Revolut has become Europe’s most valuable private technology company after a major secondary share sale pushed its valuation to $75 billion, surpassing the market capitalisation of Barclays and other leading UK banks. The deal marks one of the most significant milestones yet for the British fintech, which began a decade ago as a low-cost currency card.
The valuation leap — up from $45 billion last year — places Revolut ahead of Barclays, which sits at around $73 billion, as well as Lloyds and NatWest. The share sale was dominated by employees selling portions of their equity, allowing long-serving staff to benefit directly from the company’s rapid growth. Workers were permitted to sell up to 20% of their holdings, with shares priced at $1,381.06. Revolut did not raise new capital and has not disclosed the total value exchanged.
The transaction drew interest from major global investors including Coatue, Greenoaks, Dragoneer and Fidelity. Nvidia’s venture arm has also taken a stake, a notable endorsement from one of the world’s most influential technology companies and a signal of confidence in Revolut’s long-term trajectory.
Revolut now employs more than 10,000 people and serves 65 million customers across Europe, the US and Australia. The company reported £3.1 billion in revenue and £1.1 billion in pre-tax profit last year, a record performance that has strengthened investor appetite and reinforced its reputation as the standout success of the UK’s fintech industry.

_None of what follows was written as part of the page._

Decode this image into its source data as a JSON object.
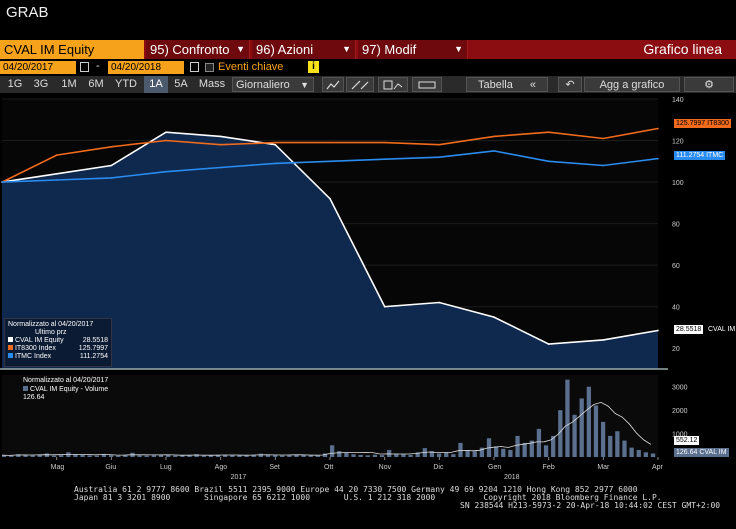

Co-founder and CEO Nik Storonsky said the valuation reflects the “remarkable progress” made over the past year, adding that the company remains focused on its ambition to build a global bank capable of operating at scale across multiple markets.
Despite its booming valuation and international momentum, Revolut remains in the UK’s regulatory “mobilisation phase,” preventing it from offering full domestic banking services. Its application for a UK banking licence, submitted three years ago, has faced delays linked to earlier accounting concerns and the complexity of its global structure. The Bank of England granted provisional approval in July 2024, allowing Revolut to develop and test core banking systems, but final authorisation is still pending.
The extended process stands in contrast to other challenger banks, which typically spend around a year in mobilisation. Regulators have been taking a close look at Revolut’s internal controls, governance arrangements and operational footprint before deciding whether to grant full approval.
While the UK licence remains a key strategic objective, Revolut is accelerating its international banking expansion. It secured a banking licence in Mexico last year and recently received approval to set up a bank in Colombia. In Europe, it continues to operate under a Lithuanian licence granted in 2018, while in the US and Australia it partners with established banks to deliver regulated services.
The latest valuation, coupled with interest from major institutional investors, strengthens Revolut’s position as one of the most influential financial technology companies to emerge from Europe — and signals its growing challenge to long-standing UK banking giants.